First, there was Copernicus. Then, Galileo. Eventually Madonna. Now comes Dr. Terenzi: astronomer, pop star, visiona...

May 2, 2004
Outside Magazine
Out Front, Fall 1998

"I Have to Be ... Fiorella"
First, there was Copernicus. Then, Galileo. Eventually Madonna. Now comes Dr. Terenzi: astronomer, pop star, visionary.
By Amy Goldwasser

"We are not communicating with celestial objects," says Dr. Fiorella Terenzi, astrophysicist, "and we should be. Looking up to the sky, we can learn about planets and quasars and black holes, but at the same time, I would like people to be transported in the beauty, in the wonder of the universe. The year 2000 is high time we start doing science in a more joyful — and more serious — way."

If anyone does science differently, it is the self-proclaimed "Fiorella, from Milano!" Known primarily for her work converting radio waves from galaxies into sound, she has also put her ideas into a book, Heavenly Knowledge; cut records with the celestially hip Thomas Dolby and the late Timothy Leary; and, this summer, joined jazzman Ornette Coleman on his European tour. (At the Grammys, the home-schooled boys of the rock group Hanson asked her to be their astronomy tutor; she's pretty busy right now, but considering the offer.) Fiorella is a fusion of brainy and busty, sporting with equal ëlan a doctorate in physics and strappy sandals. One of her theories: "I would say that the universe is a sexy enchantress." We would say that Fiorella Terenzi is what every Bond girl should be — Pussy Galore, Ph.D. — or, better yet, Agent Scully with a sex life.

Fiorella on the science of stargazing:

"What we have now, all the time, is a tendency to quantify the universe, reduce it to a number. And there is, you know, particularly for male scientists, this drive to possess the celestial object: This galaxy is mine. They need to dominate the universe. There is a growing campaign, especially among women scientists, in which we want to try to dialogue — to converse with the universe — as well as study it."

Fiorella on eroticism in her book:

"I said no to the stereotype of the sexless scientist — it is more strong to be able to express yourself sexually. Who can claim that sexuality does not go with science? If it is nighttime and I'm by myself in a gigantic observatory, facing Orion, it triggers some fantasy. How galaxies trust each other is a metaphor for relationships. So bright, so self-fulfilling."

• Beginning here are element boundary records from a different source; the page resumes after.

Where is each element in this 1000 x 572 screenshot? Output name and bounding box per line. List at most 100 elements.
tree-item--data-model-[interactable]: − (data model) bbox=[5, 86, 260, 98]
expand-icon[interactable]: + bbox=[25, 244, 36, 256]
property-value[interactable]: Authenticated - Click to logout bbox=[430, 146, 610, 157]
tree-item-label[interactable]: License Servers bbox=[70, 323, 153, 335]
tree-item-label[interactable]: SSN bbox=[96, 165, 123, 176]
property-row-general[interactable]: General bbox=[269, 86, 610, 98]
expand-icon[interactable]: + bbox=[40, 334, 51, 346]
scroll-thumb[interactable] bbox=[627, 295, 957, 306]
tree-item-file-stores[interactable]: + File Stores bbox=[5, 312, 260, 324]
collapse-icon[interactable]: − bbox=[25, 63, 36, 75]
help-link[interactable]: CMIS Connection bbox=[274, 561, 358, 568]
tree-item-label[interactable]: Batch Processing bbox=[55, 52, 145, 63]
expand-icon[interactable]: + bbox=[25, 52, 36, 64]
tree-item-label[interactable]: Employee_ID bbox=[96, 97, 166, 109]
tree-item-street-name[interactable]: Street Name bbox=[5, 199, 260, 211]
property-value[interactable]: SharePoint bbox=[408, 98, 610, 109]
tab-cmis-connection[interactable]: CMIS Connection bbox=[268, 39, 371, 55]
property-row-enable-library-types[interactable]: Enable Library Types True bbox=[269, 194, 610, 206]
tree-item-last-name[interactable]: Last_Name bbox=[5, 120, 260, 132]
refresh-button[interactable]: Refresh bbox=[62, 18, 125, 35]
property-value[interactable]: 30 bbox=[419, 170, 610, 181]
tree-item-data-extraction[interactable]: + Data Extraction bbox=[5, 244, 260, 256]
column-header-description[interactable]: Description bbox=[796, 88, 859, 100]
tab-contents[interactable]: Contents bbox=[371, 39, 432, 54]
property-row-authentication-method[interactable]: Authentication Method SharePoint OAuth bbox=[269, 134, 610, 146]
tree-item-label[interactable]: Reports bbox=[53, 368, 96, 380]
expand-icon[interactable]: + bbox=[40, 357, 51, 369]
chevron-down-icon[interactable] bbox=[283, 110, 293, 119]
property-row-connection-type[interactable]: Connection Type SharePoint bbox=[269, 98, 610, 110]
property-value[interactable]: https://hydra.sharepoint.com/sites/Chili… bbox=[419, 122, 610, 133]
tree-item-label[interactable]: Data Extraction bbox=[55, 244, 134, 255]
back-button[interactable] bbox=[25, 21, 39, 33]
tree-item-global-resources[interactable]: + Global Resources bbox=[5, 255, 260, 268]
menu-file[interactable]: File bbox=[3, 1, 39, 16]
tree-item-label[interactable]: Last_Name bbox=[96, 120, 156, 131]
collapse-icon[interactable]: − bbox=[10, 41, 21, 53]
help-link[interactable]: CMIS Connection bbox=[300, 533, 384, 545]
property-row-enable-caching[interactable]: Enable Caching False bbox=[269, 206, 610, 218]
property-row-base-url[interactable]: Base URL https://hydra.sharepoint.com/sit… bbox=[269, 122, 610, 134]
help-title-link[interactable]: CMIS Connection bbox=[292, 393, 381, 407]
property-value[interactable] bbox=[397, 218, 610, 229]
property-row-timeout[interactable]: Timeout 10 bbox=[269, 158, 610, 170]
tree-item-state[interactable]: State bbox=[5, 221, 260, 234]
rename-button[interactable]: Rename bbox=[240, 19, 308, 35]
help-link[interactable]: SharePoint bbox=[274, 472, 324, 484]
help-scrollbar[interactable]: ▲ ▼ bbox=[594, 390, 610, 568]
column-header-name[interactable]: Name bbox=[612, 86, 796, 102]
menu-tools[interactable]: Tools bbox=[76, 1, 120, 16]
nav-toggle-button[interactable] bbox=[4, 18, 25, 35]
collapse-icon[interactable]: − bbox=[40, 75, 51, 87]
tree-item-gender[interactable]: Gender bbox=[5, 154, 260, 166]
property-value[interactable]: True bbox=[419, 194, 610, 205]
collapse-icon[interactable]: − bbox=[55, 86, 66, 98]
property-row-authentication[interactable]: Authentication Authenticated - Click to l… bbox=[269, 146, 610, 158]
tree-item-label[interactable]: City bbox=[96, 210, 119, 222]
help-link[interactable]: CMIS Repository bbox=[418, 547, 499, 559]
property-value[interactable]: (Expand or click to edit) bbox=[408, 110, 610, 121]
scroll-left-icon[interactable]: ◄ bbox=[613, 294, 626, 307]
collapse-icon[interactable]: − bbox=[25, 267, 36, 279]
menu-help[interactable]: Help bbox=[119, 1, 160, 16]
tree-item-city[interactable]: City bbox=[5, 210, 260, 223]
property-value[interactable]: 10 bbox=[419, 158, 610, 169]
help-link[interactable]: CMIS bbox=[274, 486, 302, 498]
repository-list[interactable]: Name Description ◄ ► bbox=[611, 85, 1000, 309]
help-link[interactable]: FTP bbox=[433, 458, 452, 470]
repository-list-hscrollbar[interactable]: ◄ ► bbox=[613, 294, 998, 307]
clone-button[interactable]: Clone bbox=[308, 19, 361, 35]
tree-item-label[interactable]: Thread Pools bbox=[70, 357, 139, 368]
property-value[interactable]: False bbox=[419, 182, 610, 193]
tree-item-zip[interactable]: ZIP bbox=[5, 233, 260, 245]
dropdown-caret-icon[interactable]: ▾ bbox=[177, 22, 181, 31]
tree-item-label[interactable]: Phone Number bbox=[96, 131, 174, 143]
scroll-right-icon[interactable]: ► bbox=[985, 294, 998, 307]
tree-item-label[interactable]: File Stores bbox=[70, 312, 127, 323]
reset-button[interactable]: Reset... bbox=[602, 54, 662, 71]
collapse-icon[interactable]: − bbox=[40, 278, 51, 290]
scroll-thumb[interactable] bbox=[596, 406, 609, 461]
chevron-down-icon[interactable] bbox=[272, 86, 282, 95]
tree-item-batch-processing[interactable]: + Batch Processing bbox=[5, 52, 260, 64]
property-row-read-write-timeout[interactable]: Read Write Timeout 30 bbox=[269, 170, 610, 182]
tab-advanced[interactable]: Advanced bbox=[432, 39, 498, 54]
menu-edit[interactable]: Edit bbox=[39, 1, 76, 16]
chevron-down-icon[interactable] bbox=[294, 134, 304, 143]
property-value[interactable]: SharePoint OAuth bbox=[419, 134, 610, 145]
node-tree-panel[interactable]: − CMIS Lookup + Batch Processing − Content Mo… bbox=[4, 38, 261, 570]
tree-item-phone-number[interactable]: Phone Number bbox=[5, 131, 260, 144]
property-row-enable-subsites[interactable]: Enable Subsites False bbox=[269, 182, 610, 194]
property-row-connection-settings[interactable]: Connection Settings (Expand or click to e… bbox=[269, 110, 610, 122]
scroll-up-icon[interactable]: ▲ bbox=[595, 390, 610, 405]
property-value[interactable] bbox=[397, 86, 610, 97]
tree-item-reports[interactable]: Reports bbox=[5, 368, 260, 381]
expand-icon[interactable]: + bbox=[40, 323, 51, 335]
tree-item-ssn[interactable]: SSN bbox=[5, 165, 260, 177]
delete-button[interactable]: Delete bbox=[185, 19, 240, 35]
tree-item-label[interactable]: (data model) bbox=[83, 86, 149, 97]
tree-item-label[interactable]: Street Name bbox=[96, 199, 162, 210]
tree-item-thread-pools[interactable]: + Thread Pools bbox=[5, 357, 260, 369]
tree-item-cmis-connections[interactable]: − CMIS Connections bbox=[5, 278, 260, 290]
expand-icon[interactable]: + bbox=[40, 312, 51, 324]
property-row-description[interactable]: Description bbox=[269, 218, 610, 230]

Fiorella on millennial paranoia about Earth-aimed asteroids, comets, aliens, and the like:

"If people believe in life on Mars, it's probably because there is a need to look for a different kind of information-sharing, a need for education. All interest in astrology, [the] paranormal, asteroid and comet collision, what you can call maybe pop science — and for some scientists is such a negative word — for me, is a sign to keep on doing what I'm doing. If there is some scientific misconception that people want to believe, I can inform them properly."

Fiorella on wanting to believe:

"I do like The X-Files. You see, all of this reflects a new need in people. I think we are moving away from this materialistic universe and this society."

Fiorella on the future:

"New issues are coming out. You go forward, you cannot go backward. I think we have had some fantastic landmarks. And also, we are really at a point where, if we do not pay attention to the way we pollute our planet, definitely we are going to have a catastrophic ... destiny."

Fiorella on how old she is:

"You want the real age? I like to say I am one Saturnian year old."

Fiorella on one part of the epigraph to Heavenly Knowledge ("I would repaint the celestial vault with an equal number of female and male constellations."):

"The night sky is predominantly male. Only four of 88 constellations are female, and we all know what kind of passive humans they are. There is the virgin, and one who is somehow sacrificed on a rock, and one who gives up her hair for a man."

Fiorella on another part of the epigraph to Heavenly Knowledge ("It is to all women, cast into silence and shadow throughout these centuries of scientific and astronomical discovery, that I dedicate this book."):

"I see more women — in science, in investment, in sports, in music — all coming up with their own programs, new research to help them in being more focused on what they can do. We are multitalented, multidisciplinary now — a businesswoman is a runner and a teacher and a bass player — which means we are breaking up the stereotype. No more 'You are an astrophysicist, period.' In my case, you cannot take off science or music, or I am half. I need to use all the instruments that I have to be ... Fiorella."

Fiorella on aspirations:

"I would like to be a mission specialist for the space shuttle. It would be nice. And maybe get my Grammy award while I'm up there."